The polynomial kernel gives us a 24% accuracy

classAgreement(tab)
## $diag
## [1] 0.2465116
## 
## $kappa
## [1] -0.08100559
## 
## $rand
## [1] 0.5393278
## 
## $crand
## [1] 0.07546902

Let’s train the same data on the Random Forest model from HW2.
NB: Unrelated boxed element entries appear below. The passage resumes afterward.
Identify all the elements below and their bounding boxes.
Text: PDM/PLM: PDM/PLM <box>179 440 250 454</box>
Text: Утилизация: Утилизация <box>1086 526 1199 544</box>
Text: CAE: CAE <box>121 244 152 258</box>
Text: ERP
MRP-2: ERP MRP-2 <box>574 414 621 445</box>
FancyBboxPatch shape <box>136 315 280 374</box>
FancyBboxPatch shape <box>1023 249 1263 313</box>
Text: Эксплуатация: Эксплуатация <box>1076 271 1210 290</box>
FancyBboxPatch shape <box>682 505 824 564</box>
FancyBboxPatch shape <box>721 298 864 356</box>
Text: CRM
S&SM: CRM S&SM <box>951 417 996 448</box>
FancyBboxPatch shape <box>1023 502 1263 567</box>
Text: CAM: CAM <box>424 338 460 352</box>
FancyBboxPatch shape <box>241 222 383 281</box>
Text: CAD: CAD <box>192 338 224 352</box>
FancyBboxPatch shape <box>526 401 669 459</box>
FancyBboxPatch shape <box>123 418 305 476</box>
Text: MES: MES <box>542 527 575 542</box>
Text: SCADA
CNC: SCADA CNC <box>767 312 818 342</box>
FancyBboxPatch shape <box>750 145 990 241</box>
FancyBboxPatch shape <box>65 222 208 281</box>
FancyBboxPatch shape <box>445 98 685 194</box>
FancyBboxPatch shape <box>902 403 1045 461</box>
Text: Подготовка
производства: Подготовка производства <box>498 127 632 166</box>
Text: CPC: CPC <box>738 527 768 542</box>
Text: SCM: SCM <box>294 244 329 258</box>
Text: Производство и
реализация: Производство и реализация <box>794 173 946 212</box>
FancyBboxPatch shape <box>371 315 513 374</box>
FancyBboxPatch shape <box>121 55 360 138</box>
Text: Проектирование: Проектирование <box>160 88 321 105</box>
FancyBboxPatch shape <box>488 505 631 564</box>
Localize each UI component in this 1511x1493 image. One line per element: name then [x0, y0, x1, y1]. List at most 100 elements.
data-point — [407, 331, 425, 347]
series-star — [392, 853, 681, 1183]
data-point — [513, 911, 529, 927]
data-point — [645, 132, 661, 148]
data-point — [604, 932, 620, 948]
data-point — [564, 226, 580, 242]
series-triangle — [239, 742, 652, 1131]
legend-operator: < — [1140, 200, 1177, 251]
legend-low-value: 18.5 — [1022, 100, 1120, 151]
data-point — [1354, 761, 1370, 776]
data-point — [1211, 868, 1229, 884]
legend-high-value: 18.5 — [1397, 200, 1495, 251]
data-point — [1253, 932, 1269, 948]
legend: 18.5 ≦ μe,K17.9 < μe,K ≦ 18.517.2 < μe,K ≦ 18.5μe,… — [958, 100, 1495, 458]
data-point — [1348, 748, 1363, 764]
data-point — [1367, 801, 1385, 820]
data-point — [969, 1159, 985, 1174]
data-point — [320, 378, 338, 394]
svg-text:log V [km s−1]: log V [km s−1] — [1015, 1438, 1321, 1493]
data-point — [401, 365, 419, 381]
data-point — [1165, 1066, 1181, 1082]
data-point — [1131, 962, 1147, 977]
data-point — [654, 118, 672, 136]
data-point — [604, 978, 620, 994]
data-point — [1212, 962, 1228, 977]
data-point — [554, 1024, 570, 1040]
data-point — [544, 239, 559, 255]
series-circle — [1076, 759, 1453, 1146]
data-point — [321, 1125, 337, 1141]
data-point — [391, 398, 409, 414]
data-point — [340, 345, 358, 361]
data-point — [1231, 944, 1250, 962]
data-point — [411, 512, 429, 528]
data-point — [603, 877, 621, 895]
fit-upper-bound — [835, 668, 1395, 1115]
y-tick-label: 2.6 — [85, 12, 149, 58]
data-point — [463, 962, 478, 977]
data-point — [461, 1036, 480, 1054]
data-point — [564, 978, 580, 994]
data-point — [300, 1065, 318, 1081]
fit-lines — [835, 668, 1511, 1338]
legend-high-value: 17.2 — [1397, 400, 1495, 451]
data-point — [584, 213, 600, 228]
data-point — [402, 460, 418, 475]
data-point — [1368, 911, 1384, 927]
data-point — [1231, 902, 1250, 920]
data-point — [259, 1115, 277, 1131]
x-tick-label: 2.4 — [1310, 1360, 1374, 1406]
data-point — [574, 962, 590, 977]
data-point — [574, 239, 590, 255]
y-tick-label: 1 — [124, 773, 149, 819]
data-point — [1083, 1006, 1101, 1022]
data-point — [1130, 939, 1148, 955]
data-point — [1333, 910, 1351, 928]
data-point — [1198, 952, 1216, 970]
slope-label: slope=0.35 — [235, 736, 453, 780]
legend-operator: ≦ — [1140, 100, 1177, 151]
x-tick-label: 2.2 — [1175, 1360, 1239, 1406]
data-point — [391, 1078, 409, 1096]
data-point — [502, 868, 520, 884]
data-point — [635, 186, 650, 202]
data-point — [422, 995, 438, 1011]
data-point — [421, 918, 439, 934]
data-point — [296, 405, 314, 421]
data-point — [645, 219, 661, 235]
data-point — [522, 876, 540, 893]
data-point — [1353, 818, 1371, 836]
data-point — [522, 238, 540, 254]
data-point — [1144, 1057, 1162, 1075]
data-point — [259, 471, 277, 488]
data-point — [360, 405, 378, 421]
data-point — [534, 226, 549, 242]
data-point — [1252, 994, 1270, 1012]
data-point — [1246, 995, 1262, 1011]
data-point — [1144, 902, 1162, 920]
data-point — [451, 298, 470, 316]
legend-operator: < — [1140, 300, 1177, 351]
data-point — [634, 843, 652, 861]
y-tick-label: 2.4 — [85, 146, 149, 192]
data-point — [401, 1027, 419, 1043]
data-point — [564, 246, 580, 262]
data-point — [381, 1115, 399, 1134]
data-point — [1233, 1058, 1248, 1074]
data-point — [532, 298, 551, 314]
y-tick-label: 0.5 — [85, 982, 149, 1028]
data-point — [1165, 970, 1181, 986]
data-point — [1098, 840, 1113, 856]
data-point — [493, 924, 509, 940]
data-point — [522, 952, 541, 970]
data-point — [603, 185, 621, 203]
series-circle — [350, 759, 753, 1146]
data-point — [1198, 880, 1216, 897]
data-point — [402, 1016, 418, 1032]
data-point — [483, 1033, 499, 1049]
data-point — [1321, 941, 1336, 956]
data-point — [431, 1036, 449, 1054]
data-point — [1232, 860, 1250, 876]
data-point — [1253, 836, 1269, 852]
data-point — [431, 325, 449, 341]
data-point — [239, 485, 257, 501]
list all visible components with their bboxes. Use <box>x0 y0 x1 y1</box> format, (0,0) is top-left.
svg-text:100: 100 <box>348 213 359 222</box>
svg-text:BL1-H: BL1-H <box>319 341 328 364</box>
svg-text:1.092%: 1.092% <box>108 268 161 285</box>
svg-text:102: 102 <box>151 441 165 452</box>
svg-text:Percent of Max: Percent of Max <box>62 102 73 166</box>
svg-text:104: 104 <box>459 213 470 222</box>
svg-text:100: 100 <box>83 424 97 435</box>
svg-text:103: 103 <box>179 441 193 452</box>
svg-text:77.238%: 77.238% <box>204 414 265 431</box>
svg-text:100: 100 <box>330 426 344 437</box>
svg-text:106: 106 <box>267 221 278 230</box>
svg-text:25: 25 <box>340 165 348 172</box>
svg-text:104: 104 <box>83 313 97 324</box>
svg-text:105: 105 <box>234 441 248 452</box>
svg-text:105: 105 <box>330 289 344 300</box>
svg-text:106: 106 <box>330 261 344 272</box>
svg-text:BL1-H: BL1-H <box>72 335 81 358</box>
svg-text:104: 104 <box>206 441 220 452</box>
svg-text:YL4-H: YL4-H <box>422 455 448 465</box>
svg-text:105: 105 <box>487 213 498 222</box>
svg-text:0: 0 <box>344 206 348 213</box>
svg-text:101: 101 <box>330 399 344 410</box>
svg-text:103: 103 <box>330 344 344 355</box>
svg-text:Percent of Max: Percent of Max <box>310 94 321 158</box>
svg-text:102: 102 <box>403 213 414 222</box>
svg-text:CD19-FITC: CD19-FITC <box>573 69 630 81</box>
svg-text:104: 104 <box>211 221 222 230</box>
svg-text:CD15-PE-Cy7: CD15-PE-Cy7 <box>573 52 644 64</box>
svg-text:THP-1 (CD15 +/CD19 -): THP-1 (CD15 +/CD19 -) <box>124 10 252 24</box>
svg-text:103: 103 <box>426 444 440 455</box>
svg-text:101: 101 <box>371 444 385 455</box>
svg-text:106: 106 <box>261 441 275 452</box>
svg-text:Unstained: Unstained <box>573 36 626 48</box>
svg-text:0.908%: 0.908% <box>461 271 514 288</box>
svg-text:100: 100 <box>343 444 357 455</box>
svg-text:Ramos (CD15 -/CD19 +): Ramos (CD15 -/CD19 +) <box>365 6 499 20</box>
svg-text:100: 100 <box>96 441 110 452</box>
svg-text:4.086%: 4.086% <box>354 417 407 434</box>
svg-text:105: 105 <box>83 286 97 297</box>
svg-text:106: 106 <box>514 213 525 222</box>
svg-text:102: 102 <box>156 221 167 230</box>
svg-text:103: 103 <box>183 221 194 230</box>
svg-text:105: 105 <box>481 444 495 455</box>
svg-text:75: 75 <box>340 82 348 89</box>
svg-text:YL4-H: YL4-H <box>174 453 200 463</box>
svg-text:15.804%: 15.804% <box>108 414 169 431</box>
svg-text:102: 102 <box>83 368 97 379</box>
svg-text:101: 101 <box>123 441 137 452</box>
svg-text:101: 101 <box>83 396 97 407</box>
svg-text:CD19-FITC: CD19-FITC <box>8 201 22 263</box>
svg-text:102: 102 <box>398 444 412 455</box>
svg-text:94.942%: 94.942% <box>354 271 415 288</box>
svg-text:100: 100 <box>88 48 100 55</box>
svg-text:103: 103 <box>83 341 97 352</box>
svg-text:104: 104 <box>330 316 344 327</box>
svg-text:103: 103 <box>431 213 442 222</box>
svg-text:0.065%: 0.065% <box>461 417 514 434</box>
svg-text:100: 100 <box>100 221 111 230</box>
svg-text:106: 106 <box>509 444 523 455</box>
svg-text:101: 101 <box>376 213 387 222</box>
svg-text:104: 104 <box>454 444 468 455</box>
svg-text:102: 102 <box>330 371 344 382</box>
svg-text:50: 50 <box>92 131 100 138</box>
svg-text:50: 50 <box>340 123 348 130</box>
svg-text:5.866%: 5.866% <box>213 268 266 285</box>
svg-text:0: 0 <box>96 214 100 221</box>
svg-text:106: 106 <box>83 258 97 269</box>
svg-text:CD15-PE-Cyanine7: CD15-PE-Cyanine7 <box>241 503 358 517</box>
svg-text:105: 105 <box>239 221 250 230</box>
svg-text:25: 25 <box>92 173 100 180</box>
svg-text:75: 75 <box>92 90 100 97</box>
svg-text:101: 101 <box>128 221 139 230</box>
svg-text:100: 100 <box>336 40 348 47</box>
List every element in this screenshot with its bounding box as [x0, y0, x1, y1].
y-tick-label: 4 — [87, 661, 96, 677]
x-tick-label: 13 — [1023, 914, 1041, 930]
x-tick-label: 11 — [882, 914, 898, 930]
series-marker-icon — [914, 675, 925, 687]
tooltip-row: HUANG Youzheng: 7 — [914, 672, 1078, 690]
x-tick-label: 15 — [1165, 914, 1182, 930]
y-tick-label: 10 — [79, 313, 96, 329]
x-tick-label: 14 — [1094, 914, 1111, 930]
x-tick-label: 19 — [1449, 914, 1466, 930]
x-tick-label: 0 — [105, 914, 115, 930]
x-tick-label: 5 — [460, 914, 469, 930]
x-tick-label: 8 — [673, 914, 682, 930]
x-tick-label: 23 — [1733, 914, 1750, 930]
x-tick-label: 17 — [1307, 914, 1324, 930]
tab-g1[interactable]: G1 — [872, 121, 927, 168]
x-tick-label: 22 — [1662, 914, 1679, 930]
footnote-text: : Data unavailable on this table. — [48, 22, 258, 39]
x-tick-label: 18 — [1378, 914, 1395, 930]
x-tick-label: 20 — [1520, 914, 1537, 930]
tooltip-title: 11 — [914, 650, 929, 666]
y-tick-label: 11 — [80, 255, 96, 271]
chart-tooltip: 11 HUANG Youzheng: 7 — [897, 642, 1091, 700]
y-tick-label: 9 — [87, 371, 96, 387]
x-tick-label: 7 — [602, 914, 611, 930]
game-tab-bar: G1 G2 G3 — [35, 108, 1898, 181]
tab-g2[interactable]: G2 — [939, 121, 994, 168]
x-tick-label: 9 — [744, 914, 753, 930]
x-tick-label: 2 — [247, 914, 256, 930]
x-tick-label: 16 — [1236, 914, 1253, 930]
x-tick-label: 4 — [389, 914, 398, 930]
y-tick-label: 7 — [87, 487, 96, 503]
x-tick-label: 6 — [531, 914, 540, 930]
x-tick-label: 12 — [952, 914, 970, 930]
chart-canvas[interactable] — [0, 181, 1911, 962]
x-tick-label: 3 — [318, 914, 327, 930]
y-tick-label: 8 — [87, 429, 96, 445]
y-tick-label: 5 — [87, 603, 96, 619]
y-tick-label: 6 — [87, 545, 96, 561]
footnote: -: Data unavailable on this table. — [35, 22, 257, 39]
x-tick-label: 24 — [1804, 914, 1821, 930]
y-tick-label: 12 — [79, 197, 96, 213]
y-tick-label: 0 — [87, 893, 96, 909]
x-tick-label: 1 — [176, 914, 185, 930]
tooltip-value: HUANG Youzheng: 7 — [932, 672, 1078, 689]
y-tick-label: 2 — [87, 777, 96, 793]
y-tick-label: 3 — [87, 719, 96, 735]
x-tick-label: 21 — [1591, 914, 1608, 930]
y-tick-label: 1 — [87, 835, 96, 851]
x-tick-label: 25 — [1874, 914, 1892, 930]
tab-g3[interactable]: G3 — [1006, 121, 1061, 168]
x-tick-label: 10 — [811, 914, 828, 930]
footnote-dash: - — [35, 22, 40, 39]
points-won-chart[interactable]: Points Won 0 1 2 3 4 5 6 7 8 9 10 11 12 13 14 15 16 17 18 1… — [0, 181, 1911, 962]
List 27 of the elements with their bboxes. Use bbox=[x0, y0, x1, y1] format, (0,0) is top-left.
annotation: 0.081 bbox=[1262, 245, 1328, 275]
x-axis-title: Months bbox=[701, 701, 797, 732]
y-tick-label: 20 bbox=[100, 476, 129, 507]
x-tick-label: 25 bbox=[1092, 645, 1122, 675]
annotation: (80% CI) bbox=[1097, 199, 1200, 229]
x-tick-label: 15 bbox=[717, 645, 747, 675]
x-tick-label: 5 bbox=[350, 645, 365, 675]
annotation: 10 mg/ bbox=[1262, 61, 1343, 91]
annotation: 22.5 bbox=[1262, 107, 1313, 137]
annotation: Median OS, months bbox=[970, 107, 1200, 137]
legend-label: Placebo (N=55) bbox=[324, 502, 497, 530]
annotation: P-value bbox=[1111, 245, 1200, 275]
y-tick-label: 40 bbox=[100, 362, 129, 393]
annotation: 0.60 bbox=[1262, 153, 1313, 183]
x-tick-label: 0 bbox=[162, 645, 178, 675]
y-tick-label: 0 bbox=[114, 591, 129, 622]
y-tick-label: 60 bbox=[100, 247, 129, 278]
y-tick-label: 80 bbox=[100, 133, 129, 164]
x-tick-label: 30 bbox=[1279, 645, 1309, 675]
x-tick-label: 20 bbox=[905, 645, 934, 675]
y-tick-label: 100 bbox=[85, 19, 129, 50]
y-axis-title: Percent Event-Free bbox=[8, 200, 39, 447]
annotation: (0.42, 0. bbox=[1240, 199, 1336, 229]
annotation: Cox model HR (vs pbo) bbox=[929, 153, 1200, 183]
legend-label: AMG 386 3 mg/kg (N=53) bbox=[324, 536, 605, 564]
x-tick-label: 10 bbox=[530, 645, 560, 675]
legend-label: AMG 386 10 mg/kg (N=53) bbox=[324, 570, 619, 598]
rffit <- randomForest::randomForest(as.factor(east_asia) ~ ., data = train_data)
rfpred <- predict(rffit, test_data[, -3])
tab <- table(pred = rfpred, true = as.factor(test_data[,3]))

We get an accuracy of 63%

classAgreement(tab)
## $diag
## [1] 0.6418605
## 
## $kappa
## [1] 0.2549691
## 
## $rand
## [1] 0.5395349
## 
## $crand
## [1] 0.07781945

Result

SVM with a radial kernel gave us the highest accuracy of 64% and a kappa of 27%. Random Forest gave us an accuracy of 63% and a kappa of 24%.

Conclusion

Two out of the three papers found that Random Forest outperformed SVM for product origin prediction. Interestingly, only one of the three papers was not in a binary classification setting and it still found Random Forest to give better accuracy. I found a very modest performance improvement in SVM. That being said, I think that the performance of both models is currently below the accuracy that I would be happy with in a real application. I would go back and explore more feature engineering to see if I could improve my accuracy before I chose a model type.